Taxing companies to force them to stay in the United States will cause prices to rise. Companies outside the U.S. will be able to provide products and services cheaper than their domestic counterparts. Having a larger market to sell your goods encourages economies of scale. It becomes cheaper to produce a million widgets as opposed to only a few thousand. There are some jobs that just can't be sent overseas for practical reasons. In addition, sometimes it's just makes economical sense to manufacture items locally as opposed to half-way across the globe. The short-term ramifications does mean a shift to the job force and that's where affordable education becomes the issue. However, that's best left for another entry.
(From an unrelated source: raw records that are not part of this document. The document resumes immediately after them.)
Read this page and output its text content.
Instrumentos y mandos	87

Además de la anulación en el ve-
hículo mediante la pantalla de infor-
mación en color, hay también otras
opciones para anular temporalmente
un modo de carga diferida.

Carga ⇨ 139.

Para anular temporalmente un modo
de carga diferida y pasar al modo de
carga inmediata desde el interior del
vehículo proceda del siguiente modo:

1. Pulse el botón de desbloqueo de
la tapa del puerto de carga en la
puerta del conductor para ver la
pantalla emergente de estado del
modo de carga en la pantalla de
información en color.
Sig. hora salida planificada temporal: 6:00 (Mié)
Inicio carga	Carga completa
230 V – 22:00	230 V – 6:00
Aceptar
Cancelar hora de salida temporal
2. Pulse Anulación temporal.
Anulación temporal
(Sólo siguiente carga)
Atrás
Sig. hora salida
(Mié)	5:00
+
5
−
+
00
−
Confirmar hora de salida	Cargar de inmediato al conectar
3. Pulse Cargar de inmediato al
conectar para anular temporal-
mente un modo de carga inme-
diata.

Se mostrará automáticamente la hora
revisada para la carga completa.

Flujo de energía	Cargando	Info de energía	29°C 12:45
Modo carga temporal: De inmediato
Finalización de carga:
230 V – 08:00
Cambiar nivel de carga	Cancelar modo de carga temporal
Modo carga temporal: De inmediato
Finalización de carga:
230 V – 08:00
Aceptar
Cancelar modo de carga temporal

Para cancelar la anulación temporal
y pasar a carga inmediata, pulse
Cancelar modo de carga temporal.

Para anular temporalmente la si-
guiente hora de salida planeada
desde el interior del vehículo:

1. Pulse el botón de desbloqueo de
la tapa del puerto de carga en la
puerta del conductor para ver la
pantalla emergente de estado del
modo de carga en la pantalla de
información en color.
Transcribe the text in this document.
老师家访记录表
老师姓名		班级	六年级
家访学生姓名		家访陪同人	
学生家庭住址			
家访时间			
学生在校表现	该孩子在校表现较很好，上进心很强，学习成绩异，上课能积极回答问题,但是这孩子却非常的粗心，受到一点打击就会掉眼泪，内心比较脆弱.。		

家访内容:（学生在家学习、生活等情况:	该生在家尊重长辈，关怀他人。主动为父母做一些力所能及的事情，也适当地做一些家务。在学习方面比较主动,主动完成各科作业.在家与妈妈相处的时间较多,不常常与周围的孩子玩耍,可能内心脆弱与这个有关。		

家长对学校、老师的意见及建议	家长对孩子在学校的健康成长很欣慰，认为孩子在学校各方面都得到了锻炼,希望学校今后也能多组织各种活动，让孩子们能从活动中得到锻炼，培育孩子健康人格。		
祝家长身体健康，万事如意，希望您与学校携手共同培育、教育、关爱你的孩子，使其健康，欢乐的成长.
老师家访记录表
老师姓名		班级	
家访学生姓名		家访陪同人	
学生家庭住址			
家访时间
The other point Patrick brought up is the difficulty understanding someone from Calcutta. My recommendation is patience and using your own voice. Often times, it's just a matter of listening. If you carry on conversations with people who have an accent often and long enough, you begin to understand rather easily what they are saying. It's no different then someone from the North conversing with someone who has a thick Southern drawl. You wouldn't expect someone in this country to sound exactly like you so why expect it from anyone else. Consider the opportunity that you have to speak with someone from another part of the world, to expand your horizons. As I mentioned in my previous entry, I find people from India tend to be some of the most hospitable and gracious people I have ever met. It only seems logical that they would make great customer service people. Of course, that won't last long if they see Americans as rude and obnoxious because of their dealing with us. You are representing yourself and your country to the world conduct yourself worthy of that honor and treat the person on the other end of the line with respect. If you still find you have a problem then politely tell them so. Request to speak with someone else. Don't be rude about it, just explain your need and I bet they'd be happy enough to accomodate you.
Another quick point since this has turned into a rather long entry, a while back I read an article that some of this outsourcing has actually begun to create jobs back here in the U. S. Companies that operate service centers overseas have found the need to establish a presence here in the U.S. in order to best serve their clients here. I haven't adequately addressed all of the issues of globalization. But, I hope what little I have brought up will encourage people to investigate the issue for themselves and realize that there are always two sides to every coin.